Allam who was baptized by Pope Benedict XVI explained the reasons he is leaving the Catholic Church in a Milan newspaper. He said he is leaving “because this Church is too weak with Islam.”
Since Pope John Paul II’s Papacy, “the church has not held theologians and clergy accountable for the hatred and violence many of them preach” and instead ‘promotes dialogue and mutual understanding at all costs – even at the cost of moral credibility.”
Allam claims the church has a double standard.

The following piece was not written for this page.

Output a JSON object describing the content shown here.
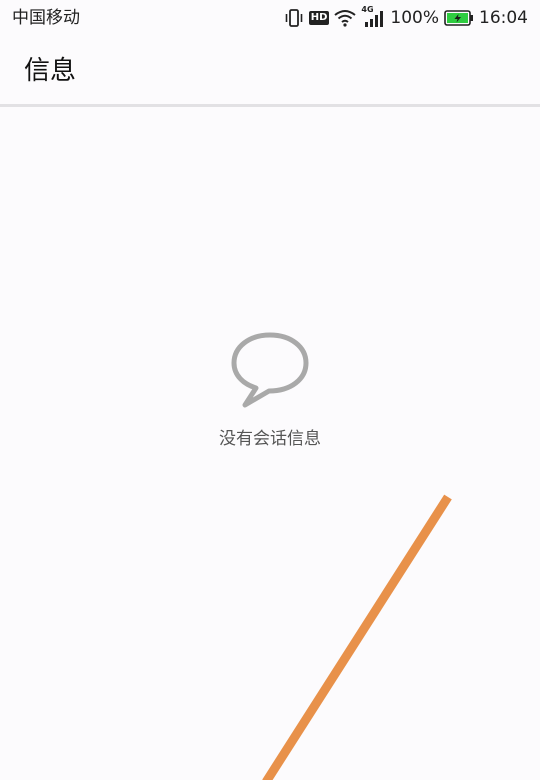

On one hand it condemns the “culture of death,” as John Paul called it, referring to abortion, while on the other it is silent in the face of a “more virulent culture of death – a Palestinian Authority that promotes genocide by teaching children to become suicide bombers…”
Pope Francis, while Archbishop of Buenos Aires distanced himself from Benedict XVI’s inflammatory remarks about Islam in 2006 at Germany’s Regensburg University by saying that his comments “don’t reflect my own opinions,” and “these statements will serve to destroy in 20 seconds… [the] relationship with Islam that Pope John Paul II built over the last 20 years.”
Francis has continued the ecumenical approach with Islam calling the Catholic Church to “intensify” its dialogue with Islam.
According to some, the church is not providing meaningful support to persecuted Christians in the Islamic world.
“The Vatican is in a unique position to provide meaningful material support. It owns billions in stocks, bonds, securities and shares in corporations and holding companies. Surely, it can sell some of those assets to help beleaguered charities provide food and clothing for persecuted Christians.”
“In any event, sanctimonious rhetoric and diplomatic nuance will not appease fanatical barbarians of any persuasion.”
Allam doesn’t see the big picture. The Catholic Church is working toward global hegemony just as the Bible said it would. It has to walk a delicate “tight rope” with Islam as it quietly and stealthily builds its power.
For its part, radical Islam intensifies the pressure and strengthens Rome’s mediatory role between Islamic nations, Israel and the West. Extremist Muslim violence also provides a catalyst to undermine Western constitutions and military buildup.